Inventories.  Crude oil, refined product, and other feedstock and blendstock inventories are carried at the lower of cost or market. Cost is determined principally under the LIFO valuation method to reflect a better matching of costs and revenues. Ending inventory costs in excess of market value are written down to net realizable market values and charged to cost of products sold in the period recorded. In subsequent periods, a new lower of cost or market determination is made based upon current circumstances. Under the LIFO inventory valuation method, this write-down is subject to recovery in future periods to the extent the market values of our inventories equal our cost basis relative to any LIFO inventory valuation write-downs previously recorded. We determine market value inventory adjustments by evaluating crude oil, refined products, and other inventories on an aggregate basis by geographic region.
Retail refined product (fuel) inventory values are determined using the first-in, first-out, or FIFO, inventory valuation method. Retail merchandise inventory value is determined under the retail inventory method. Wholesale refined product, lubricant, and related inventories are determined using the FIFO inventory valuation method. Refined product inventories originate from either our refineries or from third-party purchases.
Maintenance Turnaround Expense.  The units at our refineries require periodic maintenance and repairs commonly referred to as “turnarounds.” The required frequency of the maintenance varies by unit but generally is every two to six years depending on the processing unit involved. We expense the cost of maintenance turnarounds when the expense is incurred. These costs are identified as a separate line item in our Consolidated Statements of Operations.

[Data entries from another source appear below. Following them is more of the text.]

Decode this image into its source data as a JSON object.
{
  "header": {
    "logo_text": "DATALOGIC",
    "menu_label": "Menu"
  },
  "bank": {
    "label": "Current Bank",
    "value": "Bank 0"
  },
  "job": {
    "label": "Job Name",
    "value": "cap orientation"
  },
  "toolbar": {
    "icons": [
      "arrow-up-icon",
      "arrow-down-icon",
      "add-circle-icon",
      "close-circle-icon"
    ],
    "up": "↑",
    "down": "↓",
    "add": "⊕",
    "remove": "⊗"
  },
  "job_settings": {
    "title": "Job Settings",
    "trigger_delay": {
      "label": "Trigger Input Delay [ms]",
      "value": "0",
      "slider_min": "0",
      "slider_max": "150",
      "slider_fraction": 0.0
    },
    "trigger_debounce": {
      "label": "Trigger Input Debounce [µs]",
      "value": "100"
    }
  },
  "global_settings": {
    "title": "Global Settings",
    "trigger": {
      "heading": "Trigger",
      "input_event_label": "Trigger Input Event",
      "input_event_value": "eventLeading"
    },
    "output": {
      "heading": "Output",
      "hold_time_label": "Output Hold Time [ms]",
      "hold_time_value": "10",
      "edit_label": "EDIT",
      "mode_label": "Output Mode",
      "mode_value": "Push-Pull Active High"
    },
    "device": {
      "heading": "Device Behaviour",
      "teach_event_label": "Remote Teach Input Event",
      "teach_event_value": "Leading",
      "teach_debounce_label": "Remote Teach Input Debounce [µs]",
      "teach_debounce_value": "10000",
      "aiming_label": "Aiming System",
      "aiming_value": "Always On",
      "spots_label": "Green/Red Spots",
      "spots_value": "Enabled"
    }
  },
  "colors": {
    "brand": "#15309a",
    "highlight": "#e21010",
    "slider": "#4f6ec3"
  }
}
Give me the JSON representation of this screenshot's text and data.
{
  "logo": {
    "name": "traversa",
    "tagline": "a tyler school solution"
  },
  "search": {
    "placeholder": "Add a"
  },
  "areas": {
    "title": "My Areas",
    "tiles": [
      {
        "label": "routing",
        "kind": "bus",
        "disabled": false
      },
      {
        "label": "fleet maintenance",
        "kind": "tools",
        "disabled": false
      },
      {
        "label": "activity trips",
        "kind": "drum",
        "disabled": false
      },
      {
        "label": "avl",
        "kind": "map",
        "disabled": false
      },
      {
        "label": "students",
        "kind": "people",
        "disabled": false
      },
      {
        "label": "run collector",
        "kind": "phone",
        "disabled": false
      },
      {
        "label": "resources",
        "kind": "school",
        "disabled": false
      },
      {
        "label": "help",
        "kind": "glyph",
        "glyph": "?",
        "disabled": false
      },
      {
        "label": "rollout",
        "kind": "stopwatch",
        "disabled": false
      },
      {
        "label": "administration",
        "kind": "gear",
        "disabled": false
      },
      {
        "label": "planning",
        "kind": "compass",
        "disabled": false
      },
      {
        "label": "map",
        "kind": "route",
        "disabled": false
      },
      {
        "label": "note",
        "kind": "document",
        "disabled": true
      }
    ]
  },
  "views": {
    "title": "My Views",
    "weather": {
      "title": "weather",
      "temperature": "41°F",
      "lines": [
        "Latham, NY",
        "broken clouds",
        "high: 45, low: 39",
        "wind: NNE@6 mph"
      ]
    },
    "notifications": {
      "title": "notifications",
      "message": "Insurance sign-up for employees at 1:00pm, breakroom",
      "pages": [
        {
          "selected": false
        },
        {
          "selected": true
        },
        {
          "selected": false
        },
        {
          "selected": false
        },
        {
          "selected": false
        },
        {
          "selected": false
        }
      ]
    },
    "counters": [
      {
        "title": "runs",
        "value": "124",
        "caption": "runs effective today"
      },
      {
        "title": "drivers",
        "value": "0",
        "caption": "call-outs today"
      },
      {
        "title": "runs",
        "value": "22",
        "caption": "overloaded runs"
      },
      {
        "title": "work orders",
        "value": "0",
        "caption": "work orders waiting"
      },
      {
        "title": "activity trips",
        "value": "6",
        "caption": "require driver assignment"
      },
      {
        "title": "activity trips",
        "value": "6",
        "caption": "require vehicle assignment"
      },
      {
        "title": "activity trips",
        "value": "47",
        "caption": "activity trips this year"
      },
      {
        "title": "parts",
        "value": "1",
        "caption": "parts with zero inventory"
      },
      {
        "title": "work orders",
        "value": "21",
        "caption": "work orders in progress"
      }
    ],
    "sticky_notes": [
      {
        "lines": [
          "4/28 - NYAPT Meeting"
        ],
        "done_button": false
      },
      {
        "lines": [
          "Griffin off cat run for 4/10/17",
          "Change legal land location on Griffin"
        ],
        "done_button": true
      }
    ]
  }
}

Long-lived Assets.  We calculate depreciation and amortization on a straight-line basis over the estimated useful lives of the various classes of depreciable assets. When assets are placed in service, we make estimates of what we believe are their reasonable useful lives. For assets to be disposed of, we report long-lived assets at the lower of carrying amount or fair value less cost of disposal.
We review the carrying values of our long-lived assets for possible impairment whenever events or changes in circumstances indicate that the carrying amount of assets to be held and used may not be recoverable. A long-lived asset is not recoverable if its carrying amount exceeds the sum of the undiscounted cash flows expected to result from its use and eventual disposition. If a long-lived asset is not recoverable, an impairment loss is recognized in an amount by which its carrying amount exceeds its fair value.
In order to test our long-lived assets for recoverability, we must make estimates of projected cash flows related to the asset being evaluated, which include, but are not limited to, assumptions about the use or disposition of the asset, its estimated remaining life, and future expenditures necessary to maintain its existing service potential. In order to determine fair value, we must make certain estimates and assumptions including, among other things, an assessment of market conditions, projected cash flows, investment rates, interest/equity rates, and growth rates that could significantly impact the fair value of the asset being tested for impairment.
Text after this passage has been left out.